The work was great; didn't feel so much like work, although it was exhausting in its way. We conducted a 3-day workshop for special needs teachers. I lectured my parts entirely in Bahasa Indonesia and translated for my colleagues half the time. By the end of the third day, I sounded so much like an Indonesian, the locals started thinking I was one of them. (Hooray -- I am so not-so-secretly proud of my language skills, hehe.) Thinking about it now, actually, I would be mortified if I had to lecture anything entirely in Malay in Singapore. But when you're forced into a situation, you kinda just do it, you know.
A group picture at the end of the workshop:
I could keep doing things like this, I could. And it makes me think about my obligations here in SG -- I've been meaning to do things but I haven't gathered the guts to finally put my mind to it. I can do this, I can do this, I can do this. If I keep saying it like a mantra, haha, maybe it'll help, insya Allah.
I keep wishing I'd have people to do things with.

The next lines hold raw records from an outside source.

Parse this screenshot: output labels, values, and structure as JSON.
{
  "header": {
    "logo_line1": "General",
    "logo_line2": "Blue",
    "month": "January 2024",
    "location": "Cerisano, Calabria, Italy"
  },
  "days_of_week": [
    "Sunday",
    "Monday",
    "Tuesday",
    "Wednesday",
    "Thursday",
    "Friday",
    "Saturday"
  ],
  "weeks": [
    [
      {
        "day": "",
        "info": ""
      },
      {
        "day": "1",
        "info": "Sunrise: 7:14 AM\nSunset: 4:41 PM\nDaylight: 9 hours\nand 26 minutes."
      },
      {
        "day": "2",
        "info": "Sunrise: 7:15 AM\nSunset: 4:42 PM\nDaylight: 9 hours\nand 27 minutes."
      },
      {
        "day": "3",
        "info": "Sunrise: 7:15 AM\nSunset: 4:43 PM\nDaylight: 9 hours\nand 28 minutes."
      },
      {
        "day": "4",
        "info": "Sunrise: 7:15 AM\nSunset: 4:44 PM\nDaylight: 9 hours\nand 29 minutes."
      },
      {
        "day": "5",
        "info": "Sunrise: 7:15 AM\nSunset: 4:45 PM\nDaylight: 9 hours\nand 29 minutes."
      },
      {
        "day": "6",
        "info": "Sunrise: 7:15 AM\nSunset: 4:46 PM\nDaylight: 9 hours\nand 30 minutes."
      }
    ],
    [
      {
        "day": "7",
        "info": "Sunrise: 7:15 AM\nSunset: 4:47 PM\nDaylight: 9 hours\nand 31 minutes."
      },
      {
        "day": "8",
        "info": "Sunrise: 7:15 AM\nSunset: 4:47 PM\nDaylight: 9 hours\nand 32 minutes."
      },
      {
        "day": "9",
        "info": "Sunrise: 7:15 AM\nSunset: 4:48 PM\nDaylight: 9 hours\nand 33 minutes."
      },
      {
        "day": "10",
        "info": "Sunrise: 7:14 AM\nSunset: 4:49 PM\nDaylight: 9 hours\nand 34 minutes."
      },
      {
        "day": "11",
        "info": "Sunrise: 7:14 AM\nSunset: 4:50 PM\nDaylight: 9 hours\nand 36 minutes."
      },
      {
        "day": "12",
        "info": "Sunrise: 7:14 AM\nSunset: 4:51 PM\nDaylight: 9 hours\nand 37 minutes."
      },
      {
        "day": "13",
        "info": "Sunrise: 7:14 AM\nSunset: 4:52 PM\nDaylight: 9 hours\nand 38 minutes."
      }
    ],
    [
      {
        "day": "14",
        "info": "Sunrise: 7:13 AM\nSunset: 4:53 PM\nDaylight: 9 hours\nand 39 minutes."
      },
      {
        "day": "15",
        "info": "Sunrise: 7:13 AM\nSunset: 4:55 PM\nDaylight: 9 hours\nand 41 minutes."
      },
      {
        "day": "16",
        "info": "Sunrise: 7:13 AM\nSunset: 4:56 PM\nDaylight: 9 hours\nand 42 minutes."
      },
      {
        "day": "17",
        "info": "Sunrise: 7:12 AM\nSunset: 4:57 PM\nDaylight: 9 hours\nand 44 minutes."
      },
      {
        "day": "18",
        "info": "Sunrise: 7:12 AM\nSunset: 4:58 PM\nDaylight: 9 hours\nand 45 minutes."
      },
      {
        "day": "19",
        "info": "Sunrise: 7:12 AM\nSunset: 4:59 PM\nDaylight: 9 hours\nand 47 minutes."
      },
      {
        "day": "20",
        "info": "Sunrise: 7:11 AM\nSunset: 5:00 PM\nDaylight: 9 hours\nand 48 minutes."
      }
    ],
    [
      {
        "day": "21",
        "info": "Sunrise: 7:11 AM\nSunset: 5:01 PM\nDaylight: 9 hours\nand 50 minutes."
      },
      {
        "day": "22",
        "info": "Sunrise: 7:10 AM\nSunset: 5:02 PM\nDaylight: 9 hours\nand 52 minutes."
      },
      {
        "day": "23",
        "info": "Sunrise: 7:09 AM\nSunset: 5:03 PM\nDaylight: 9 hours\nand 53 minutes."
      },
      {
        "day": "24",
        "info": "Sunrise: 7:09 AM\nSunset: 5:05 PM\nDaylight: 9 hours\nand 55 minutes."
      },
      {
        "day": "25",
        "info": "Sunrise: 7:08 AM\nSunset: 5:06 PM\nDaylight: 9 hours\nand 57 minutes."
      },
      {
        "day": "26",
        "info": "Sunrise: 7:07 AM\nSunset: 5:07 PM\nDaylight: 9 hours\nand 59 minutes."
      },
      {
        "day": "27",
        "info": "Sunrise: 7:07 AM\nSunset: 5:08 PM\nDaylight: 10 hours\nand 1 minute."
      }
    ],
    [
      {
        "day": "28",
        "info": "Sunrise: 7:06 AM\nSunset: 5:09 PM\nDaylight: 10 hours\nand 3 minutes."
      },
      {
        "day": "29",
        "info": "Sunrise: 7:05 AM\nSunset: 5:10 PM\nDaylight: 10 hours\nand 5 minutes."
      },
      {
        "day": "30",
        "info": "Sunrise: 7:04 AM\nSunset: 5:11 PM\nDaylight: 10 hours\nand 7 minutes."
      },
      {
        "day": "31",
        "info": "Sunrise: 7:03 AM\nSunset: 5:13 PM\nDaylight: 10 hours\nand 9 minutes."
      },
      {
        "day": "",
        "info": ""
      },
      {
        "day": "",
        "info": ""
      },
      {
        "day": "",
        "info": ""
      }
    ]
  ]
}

It's much easier, always, to do things together, in big groups or even in small ones. It takes the load off; the work, the accountability, the pressure. But then, while in Medan, and meeting these generous, big-hearted people -- I'd learnt something: though in the long run big projects are sustained through the efforts of many, it is usually a single person who had the guts to start. God, make me brave.
On a rather separate note, I have been re-watching bits of Downton Abbey, and fangirling over Dame Maggie Smith. She is crazy, adorable, hilarious and secretly smarter than all the rest of us put together.